How can you live here and be clean?

If I try to be clean of their madness, I feel the aloneness. If I try to coexist, I get vehemently angry.

Ignorance is not fault.

Even the dog is their anger and fear. Their noise.

I want to be away from their noise!

And then the silence will swallow us up again....

Friday, January 4, 2008

Why don't I feel good enough for interesting people

Why do I feel less than, why do I shirk and shy away from those I want to luxuriate in. It seems like they speak a different language. A language of confidence. And in this new land of understanding, one might assume that I have all the confidence in the world. But I still lack the confidence of creation. To know what I like, what I want to put in my mouth and out upon the paper, that is more than rebuke and sadness. To create a joy, an improvisation, a long note sucked in and handed out with my eyes,.

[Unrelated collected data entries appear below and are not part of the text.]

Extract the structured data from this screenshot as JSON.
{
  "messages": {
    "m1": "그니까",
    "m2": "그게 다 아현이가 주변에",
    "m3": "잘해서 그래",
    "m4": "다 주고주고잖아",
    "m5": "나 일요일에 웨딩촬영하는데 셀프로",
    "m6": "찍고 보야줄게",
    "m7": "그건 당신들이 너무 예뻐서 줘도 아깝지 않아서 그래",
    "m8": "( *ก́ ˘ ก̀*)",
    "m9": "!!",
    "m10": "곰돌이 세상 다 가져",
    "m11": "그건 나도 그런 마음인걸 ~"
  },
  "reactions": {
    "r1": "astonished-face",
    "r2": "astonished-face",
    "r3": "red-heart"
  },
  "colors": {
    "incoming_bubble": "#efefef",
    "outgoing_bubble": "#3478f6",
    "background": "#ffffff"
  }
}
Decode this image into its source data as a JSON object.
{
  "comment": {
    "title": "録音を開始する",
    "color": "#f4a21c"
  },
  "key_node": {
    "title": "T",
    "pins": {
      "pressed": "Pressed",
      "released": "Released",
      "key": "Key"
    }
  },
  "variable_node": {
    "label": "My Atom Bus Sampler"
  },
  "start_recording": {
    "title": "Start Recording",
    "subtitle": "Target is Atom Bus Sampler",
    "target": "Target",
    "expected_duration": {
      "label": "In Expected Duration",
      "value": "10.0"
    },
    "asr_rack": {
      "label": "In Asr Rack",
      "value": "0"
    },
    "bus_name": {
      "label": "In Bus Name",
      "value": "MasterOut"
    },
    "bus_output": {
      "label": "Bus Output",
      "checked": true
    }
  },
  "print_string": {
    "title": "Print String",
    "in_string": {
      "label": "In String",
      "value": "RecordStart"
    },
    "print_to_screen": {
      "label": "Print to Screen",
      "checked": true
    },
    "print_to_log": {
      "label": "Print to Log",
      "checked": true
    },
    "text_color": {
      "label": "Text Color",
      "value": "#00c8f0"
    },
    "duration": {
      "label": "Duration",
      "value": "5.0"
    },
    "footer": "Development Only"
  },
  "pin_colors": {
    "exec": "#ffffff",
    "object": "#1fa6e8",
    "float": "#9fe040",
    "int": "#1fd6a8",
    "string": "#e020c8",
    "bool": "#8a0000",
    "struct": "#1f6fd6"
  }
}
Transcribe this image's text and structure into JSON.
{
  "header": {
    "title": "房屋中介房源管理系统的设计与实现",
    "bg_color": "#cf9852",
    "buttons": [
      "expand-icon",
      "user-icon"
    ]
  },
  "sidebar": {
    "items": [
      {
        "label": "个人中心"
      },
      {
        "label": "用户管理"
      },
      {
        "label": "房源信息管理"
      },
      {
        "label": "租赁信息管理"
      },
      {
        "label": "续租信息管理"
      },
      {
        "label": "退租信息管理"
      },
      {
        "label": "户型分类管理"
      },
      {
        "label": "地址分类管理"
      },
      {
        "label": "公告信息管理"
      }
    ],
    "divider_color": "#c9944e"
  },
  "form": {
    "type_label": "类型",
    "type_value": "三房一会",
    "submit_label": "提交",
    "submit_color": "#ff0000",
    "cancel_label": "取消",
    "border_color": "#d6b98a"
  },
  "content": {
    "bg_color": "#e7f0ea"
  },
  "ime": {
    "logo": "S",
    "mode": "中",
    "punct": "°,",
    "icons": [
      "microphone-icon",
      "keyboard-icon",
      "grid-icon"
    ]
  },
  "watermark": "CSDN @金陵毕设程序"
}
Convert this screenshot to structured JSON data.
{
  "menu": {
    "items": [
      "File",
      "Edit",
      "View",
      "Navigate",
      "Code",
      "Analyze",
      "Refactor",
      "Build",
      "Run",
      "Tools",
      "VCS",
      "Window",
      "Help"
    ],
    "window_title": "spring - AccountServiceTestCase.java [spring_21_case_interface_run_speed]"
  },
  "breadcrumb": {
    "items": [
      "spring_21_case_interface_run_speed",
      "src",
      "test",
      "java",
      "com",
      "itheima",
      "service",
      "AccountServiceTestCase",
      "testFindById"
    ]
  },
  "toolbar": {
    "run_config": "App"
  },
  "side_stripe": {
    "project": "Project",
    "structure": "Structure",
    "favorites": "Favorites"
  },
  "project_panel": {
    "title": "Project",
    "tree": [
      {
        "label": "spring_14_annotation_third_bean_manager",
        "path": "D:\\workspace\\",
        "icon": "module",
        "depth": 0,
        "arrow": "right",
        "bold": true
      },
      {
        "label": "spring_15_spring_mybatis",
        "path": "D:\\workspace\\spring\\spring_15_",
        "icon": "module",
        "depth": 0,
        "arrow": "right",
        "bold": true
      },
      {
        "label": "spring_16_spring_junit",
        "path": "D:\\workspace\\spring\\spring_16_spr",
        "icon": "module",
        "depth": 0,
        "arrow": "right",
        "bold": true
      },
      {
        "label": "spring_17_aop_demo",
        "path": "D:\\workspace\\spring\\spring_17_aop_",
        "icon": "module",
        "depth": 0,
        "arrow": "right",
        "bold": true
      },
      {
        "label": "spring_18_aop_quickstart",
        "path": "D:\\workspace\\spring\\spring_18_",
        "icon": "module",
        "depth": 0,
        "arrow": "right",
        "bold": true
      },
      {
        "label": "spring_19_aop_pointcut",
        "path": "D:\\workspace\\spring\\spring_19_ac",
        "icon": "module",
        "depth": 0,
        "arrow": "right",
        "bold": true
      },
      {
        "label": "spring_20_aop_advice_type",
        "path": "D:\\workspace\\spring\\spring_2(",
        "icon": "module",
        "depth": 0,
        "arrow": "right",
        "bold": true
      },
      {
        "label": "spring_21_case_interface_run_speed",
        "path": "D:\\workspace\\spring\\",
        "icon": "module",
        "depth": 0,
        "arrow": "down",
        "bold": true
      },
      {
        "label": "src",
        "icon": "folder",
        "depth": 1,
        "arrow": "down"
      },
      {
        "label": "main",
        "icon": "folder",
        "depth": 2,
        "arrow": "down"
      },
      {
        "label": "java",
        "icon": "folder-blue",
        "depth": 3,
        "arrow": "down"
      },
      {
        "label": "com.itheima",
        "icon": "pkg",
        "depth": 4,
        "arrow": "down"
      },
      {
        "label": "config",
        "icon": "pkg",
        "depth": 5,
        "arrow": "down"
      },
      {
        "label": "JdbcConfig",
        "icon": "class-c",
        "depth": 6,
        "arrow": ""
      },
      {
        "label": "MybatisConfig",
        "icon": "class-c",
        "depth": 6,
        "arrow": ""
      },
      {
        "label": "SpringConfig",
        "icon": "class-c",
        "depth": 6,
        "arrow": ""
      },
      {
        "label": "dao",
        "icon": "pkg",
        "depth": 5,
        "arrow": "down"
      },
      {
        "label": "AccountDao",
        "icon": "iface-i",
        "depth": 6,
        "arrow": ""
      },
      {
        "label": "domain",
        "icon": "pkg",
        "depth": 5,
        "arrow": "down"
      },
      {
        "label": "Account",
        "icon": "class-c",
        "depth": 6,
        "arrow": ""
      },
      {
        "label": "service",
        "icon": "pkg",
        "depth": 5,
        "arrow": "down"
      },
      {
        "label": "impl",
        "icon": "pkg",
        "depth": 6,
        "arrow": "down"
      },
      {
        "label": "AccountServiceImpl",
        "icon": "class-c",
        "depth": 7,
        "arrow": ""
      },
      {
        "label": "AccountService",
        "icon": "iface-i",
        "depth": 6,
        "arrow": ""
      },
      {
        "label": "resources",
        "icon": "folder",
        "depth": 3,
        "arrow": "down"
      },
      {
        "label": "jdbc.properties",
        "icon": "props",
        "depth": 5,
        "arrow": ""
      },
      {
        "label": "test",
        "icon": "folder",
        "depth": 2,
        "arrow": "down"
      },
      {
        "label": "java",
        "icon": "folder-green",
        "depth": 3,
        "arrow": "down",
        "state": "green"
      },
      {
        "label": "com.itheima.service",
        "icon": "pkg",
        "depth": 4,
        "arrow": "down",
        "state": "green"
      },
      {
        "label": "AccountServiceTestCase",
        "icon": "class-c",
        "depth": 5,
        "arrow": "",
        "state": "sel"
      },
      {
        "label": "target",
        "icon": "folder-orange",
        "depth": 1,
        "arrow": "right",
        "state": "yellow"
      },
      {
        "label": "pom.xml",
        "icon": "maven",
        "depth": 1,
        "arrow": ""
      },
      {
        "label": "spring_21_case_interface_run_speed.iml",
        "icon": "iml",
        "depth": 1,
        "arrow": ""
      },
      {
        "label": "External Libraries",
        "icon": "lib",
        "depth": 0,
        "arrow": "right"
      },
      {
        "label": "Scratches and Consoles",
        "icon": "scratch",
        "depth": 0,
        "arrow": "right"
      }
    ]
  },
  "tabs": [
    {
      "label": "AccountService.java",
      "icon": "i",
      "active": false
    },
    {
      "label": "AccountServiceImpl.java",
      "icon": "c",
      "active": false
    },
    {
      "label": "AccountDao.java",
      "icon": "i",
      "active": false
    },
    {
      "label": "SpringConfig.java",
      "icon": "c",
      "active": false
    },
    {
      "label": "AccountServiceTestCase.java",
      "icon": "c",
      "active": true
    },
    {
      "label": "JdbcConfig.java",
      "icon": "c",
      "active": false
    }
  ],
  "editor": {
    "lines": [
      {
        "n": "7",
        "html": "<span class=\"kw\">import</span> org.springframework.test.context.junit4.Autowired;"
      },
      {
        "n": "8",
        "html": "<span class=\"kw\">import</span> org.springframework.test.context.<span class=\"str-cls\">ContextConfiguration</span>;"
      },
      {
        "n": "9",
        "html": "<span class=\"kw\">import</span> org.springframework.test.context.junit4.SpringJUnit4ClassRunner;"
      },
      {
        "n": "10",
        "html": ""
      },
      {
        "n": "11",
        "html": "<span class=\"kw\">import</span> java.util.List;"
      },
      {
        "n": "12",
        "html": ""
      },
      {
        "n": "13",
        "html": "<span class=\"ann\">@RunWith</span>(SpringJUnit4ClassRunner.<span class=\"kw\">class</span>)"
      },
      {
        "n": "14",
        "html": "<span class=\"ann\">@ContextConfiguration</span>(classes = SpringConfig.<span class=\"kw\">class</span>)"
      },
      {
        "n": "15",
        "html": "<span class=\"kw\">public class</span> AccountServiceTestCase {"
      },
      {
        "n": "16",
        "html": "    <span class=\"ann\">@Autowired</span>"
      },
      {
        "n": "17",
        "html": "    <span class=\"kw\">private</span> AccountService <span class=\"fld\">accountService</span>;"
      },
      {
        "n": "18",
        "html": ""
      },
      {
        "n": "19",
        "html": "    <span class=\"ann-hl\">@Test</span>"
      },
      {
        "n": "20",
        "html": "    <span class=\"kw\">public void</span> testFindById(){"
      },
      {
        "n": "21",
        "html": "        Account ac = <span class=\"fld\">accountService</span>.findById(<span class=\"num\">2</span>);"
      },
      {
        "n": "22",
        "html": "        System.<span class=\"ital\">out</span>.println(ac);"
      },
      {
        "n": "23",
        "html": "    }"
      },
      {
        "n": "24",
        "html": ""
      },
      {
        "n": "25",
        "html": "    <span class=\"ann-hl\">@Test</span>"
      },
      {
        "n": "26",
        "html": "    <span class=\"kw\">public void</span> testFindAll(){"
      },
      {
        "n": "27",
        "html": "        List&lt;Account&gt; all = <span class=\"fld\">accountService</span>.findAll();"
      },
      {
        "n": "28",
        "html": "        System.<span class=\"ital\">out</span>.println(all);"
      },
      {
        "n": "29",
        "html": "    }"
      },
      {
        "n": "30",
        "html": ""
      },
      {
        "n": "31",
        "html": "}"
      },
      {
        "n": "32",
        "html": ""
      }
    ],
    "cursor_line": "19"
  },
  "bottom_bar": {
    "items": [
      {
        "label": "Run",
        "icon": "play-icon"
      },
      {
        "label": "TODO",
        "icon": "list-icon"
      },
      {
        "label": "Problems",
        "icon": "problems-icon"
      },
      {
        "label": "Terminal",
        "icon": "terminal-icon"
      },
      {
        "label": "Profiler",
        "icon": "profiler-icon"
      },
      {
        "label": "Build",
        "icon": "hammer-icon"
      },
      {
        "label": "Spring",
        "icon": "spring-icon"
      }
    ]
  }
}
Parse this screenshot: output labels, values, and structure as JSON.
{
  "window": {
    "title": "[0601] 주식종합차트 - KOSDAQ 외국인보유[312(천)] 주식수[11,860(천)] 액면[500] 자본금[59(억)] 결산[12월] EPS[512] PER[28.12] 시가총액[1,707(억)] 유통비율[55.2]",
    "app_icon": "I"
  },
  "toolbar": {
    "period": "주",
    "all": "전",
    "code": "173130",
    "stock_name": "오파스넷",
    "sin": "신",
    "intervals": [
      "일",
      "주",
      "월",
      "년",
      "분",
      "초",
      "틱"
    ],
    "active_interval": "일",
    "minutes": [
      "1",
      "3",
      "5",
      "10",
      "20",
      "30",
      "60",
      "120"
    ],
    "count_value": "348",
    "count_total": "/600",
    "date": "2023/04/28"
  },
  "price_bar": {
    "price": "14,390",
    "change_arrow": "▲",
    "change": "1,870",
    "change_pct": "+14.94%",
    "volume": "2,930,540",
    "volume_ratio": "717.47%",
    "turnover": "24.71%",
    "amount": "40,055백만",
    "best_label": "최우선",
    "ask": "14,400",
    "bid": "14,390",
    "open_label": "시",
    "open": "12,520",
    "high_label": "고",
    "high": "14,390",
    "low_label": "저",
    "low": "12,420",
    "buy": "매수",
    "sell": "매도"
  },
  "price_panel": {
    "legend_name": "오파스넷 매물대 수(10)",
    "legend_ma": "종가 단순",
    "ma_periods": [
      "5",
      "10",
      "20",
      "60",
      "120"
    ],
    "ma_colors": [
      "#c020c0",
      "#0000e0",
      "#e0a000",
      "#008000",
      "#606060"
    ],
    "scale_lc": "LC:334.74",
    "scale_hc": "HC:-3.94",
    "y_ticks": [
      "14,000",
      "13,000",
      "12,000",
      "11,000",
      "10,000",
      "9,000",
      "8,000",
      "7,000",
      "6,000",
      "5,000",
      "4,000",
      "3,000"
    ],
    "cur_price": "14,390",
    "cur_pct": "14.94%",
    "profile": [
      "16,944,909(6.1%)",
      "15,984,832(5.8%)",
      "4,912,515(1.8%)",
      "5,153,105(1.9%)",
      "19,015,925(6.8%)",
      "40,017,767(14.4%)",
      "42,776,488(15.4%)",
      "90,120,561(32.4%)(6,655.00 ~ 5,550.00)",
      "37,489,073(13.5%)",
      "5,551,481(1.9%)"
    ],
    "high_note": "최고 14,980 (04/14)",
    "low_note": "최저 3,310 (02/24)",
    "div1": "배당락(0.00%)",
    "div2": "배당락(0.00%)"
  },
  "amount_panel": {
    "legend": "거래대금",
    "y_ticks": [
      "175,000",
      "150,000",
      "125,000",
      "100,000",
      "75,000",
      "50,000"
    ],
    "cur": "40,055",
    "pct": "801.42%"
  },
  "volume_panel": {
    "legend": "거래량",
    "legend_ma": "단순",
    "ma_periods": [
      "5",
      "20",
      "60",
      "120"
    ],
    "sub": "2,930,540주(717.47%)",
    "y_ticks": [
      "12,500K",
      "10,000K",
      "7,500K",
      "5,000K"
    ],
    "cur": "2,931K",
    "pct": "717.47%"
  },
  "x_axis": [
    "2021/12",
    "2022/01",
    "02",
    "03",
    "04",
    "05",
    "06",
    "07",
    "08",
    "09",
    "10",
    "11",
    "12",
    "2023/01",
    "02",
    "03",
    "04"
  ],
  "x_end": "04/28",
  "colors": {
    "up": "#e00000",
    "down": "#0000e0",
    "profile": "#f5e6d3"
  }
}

I know I have it in me. I could build rainbows. But my mind is blocked. And every once in a while, I seduce it into confidence, into a color, and that green and yellow splotch frames the jokes and the accent I make.

But if I don't have a color, I feel like a seed in the ground, hugging the earth.

Disambiguation of "you"

Sometimes when I say you, I really mean you. Other times, I mean myself. I wonder if this distinction is noted by my unconscious mind.

This can be problematic when I spat in a temper, "I hate you!" Now, I could be talking about my exboyfriend, and his lack of emotional awareness and putrid absence of magnanimous behavior.

But I wonder if my subconscious thinks as it does when I listen to a love song and hears "I am in love with the way you feel" and singles out of all the yous in the world, inevitably myself.

Perhaps I'm not giving the old girl enough credit. Or perhaps, our situational semantics is playing ping pong with my emotional underbelly.

Maybe we are all "you." Each of us is picked out of all of us. So special.